Organizations such as The U.S. Preventive Task Force and American Cancer Society recommend a low-dose computed tomography (CT) scan of the chest to screen for lung cancer, especially in certain populations, such as those that have a history of smoking and who fall within specific age ranges. Low-dose computed tomography (CT) is safe, painless and fast.
Research shows that screening with low-dose CT scans can reduce the risk of death from lung cancer for people at high risk of getting the disease. These scans have about five times less radiation than conventional CT scans.
If you’ve smoked for a long time, you should consider getting screened for lung cancer, which is done using a low-dose CT scan.
The type of low-dose CT scan that is recommended for lung cancer screening is a newer form of CT scan known as a low-dose spiral or helical CT scan. The low-dose spiral CT scan continuously rotates in a spiral motion and takes several 3-dimensional X-rays of the lungs. These X-rays are very detailed and can show early-stage lung cancers that may be too small to be detected by a traditional X-ray. Traditional X-rays can identify lung cancers the size of a dime, whereas low-dose spiral CT scans can reveal lung abnormalities the size of a grain of rice. This is a crucial difference– the smaller the tumor is when it is detected; the less likely the cancer cells have spread to other parts of the body. This means more treatment options and a higher chance of survival.
“Current practice for lung cancer screenings in most U.S. fire stations include a chest x-ray every five years, but low-dose lung CT is underutilized,” said Dr. Vershalee Shukla, of the Vincere Cancer Center in Scottsdale, Ariz. “Fire fighters can only obtain a low-dose lung CT at 55 and older per current cancer screening guidelines.”
One other difference between the low-dose spiral CT scan and traditional X-rays is that spiral CT scans take much less time than a traditional X-ray. A low-dose CT scan takes less than a minute!. We, at Advanced Magnetic Imaging are currently offering this highly diagnostic technology.

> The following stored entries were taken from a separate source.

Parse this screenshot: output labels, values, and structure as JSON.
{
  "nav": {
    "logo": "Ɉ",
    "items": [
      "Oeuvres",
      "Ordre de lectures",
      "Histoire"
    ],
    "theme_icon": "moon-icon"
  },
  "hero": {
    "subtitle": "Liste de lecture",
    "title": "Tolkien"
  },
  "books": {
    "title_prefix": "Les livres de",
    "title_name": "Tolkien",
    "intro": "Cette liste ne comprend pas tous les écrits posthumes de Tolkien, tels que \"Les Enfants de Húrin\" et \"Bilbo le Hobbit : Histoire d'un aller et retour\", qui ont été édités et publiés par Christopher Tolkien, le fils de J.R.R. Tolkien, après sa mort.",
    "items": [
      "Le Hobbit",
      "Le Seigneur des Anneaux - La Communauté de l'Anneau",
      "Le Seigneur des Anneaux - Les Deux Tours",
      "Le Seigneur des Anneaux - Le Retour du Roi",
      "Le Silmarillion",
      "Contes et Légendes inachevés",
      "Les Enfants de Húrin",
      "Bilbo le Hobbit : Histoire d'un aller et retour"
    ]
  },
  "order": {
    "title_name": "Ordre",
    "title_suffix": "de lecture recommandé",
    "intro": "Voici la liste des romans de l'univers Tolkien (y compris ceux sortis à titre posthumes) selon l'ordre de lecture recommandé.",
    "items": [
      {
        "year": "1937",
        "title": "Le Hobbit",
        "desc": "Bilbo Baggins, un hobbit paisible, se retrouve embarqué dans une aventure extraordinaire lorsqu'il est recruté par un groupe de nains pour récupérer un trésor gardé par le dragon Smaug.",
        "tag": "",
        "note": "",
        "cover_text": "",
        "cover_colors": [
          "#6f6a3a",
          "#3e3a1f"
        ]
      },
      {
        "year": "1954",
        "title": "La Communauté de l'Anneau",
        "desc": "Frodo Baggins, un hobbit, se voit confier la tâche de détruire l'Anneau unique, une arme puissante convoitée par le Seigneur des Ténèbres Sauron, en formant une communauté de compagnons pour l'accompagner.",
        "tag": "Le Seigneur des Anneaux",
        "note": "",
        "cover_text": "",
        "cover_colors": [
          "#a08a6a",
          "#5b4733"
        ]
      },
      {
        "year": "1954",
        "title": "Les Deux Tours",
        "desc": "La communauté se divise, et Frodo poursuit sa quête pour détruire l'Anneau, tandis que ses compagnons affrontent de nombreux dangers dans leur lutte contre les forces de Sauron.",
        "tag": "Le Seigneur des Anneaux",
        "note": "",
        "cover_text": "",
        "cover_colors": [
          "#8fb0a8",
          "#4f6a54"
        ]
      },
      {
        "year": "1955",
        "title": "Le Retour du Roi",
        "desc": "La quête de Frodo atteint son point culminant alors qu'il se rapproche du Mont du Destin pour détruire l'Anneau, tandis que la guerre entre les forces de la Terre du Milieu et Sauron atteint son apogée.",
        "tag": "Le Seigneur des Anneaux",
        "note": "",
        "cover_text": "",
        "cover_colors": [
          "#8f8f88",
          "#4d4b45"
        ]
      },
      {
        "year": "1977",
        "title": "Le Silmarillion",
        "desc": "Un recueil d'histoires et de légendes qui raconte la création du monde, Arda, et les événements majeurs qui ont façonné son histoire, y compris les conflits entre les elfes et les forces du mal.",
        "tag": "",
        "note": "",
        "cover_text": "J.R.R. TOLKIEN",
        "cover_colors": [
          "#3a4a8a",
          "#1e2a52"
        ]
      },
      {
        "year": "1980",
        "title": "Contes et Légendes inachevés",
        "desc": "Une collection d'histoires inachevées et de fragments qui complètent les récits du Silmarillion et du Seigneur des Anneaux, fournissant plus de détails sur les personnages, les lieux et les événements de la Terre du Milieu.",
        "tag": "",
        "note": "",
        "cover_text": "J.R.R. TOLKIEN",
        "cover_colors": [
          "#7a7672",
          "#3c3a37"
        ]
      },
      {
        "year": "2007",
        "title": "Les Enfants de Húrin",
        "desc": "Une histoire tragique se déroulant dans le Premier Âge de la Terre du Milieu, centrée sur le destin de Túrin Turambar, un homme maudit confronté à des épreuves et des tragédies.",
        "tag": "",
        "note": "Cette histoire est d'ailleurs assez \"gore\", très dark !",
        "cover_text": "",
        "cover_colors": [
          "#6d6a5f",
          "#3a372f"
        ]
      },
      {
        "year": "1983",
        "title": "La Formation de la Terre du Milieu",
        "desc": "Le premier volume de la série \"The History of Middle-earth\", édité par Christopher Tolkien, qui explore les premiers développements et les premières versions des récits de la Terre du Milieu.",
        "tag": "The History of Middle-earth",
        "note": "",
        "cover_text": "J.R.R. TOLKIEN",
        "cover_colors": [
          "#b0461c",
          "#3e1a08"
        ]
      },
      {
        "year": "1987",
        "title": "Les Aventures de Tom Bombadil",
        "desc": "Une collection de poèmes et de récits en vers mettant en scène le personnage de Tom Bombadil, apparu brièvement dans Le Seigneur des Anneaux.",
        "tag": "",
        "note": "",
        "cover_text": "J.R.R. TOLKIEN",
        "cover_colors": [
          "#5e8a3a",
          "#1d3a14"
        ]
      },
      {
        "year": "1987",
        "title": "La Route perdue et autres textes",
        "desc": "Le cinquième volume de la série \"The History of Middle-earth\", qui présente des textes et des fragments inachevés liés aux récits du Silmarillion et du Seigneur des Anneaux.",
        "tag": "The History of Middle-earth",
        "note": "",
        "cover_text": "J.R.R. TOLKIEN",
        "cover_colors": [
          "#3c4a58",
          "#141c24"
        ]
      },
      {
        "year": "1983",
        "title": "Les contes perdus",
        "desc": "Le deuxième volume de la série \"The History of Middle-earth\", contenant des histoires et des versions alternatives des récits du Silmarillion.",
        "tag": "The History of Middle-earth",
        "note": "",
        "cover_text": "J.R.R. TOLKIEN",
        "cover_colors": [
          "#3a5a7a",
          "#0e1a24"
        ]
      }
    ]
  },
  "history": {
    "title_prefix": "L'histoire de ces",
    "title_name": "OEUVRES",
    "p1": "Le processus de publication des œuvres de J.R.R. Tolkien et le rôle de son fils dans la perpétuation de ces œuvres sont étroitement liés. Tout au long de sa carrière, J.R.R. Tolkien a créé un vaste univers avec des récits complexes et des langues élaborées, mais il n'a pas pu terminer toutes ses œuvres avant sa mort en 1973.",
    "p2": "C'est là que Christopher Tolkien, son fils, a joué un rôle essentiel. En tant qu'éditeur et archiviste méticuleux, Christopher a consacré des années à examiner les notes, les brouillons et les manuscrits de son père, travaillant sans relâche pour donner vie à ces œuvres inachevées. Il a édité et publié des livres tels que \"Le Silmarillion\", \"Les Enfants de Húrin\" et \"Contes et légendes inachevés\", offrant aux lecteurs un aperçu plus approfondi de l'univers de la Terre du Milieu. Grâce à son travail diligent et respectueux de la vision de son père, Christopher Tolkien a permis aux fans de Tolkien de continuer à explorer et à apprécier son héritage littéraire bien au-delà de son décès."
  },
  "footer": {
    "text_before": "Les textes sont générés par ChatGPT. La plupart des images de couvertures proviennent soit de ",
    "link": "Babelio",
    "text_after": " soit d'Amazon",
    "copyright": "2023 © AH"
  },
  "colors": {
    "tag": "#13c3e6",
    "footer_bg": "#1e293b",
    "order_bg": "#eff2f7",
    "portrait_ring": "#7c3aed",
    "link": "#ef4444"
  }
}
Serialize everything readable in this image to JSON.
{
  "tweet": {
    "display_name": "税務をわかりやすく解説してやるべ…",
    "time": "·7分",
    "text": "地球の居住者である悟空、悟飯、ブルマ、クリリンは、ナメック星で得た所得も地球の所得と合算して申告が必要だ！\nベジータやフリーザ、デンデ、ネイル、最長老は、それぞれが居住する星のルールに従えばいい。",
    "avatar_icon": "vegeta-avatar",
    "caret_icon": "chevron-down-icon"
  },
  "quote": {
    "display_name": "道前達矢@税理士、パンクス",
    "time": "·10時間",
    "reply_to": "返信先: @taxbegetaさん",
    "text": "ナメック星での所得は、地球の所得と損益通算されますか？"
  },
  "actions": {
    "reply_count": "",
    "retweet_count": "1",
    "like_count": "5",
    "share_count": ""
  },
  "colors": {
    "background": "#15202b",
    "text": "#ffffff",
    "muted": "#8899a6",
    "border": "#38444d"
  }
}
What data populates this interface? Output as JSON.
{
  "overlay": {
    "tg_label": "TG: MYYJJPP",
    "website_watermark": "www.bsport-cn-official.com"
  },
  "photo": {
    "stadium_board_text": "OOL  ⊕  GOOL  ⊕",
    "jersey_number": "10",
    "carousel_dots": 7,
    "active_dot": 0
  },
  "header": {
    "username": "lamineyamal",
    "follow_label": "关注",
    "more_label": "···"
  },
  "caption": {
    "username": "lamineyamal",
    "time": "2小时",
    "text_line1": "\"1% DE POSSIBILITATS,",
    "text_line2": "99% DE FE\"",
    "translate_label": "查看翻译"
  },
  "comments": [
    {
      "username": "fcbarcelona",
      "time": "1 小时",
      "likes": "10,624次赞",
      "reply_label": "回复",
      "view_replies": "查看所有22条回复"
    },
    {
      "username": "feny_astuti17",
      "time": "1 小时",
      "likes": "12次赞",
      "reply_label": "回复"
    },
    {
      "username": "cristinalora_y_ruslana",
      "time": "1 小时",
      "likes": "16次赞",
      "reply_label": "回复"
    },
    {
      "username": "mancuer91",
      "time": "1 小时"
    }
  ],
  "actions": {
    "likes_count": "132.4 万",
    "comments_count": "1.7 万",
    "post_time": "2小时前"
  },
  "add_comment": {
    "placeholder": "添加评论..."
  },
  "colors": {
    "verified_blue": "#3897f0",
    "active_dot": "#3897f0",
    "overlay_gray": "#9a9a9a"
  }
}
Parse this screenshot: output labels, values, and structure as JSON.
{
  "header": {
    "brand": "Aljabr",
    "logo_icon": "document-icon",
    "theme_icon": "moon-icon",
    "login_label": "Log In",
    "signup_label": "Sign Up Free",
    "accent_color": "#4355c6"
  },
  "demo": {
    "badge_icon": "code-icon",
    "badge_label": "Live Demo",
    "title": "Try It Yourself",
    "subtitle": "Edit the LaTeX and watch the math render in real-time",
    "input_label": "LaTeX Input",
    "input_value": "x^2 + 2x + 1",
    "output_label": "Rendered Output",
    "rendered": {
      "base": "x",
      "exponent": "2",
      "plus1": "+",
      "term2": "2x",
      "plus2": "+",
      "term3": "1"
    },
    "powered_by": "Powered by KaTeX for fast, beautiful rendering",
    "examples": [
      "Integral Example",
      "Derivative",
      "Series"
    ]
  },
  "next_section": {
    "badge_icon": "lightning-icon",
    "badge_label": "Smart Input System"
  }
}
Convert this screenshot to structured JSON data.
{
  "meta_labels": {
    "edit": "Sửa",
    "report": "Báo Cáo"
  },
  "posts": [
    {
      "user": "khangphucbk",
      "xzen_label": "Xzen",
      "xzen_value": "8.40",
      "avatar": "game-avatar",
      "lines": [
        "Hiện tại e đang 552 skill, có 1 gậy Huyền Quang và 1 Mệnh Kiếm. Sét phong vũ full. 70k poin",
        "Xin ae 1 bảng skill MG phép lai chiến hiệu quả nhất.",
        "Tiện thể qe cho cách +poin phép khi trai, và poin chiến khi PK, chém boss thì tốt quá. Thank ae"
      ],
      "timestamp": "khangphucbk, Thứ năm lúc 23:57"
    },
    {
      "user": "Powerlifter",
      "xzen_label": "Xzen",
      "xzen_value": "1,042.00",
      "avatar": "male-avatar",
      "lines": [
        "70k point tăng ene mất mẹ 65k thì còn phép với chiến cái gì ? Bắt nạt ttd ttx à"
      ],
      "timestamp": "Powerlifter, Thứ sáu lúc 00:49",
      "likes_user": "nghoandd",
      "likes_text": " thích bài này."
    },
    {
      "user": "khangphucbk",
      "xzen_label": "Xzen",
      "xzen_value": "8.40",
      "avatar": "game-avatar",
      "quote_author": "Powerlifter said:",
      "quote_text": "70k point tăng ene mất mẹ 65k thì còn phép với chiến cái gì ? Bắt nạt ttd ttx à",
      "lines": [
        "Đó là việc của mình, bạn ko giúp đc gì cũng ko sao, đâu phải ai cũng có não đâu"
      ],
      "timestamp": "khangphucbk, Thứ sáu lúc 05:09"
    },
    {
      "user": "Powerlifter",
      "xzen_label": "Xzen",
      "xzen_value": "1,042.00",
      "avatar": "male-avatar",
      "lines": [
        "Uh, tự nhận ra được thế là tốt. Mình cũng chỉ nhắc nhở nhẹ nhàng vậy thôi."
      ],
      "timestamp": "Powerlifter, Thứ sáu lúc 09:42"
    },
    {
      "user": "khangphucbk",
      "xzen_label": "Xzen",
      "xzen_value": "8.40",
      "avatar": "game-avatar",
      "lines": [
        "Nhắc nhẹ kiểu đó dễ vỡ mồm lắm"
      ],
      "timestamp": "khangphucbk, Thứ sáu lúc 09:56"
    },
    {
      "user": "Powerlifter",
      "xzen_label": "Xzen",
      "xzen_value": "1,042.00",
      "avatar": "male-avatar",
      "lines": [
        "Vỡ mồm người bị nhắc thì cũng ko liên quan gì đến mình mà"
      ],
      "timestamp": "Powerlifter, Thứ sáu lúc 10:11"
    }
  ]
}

We recommend screening if you:
- are between the ages of 55 and 80
- smoked at least one pack of cigarettes a day for 30 years
The American Cancer Society (ACS) has a lung cancer screening guideline for people with a higher risk of getting lung cancer. The ACS recommends yearly lung cancer screening with LDCT scans for people who are 55 to 74 years old, are in fairly good health, and who also meet the following conditions:
- Are current smokers or smokers who have quit in the past 15 years.
- Have at least a 30 pack-year smoking history. (This is the number of years you smoked multiplied by the number of packs of cigarettes per day. For example, someone who smoked 2 packs per day for 15 years [2 x 15 = 30] has 30 pack-years of smoking. A person who smoked 1 pack per day for 30 years [1 x 30 = 30] also has 30 pack-years of smoking.)
- Receive counseling to quit smoking if they are current smokers.
- Have been told by their doctor about the possible benefits, limits, and harms of screening with LDCT scans.
- Have a facility where they can go that has experience in lung cancer screening and treatment.
The information in this document does not replace a medical consultation. It is for personal guidance use only. We recommend that patients ask their doctors about what tests or types of treatments are needed for their condition.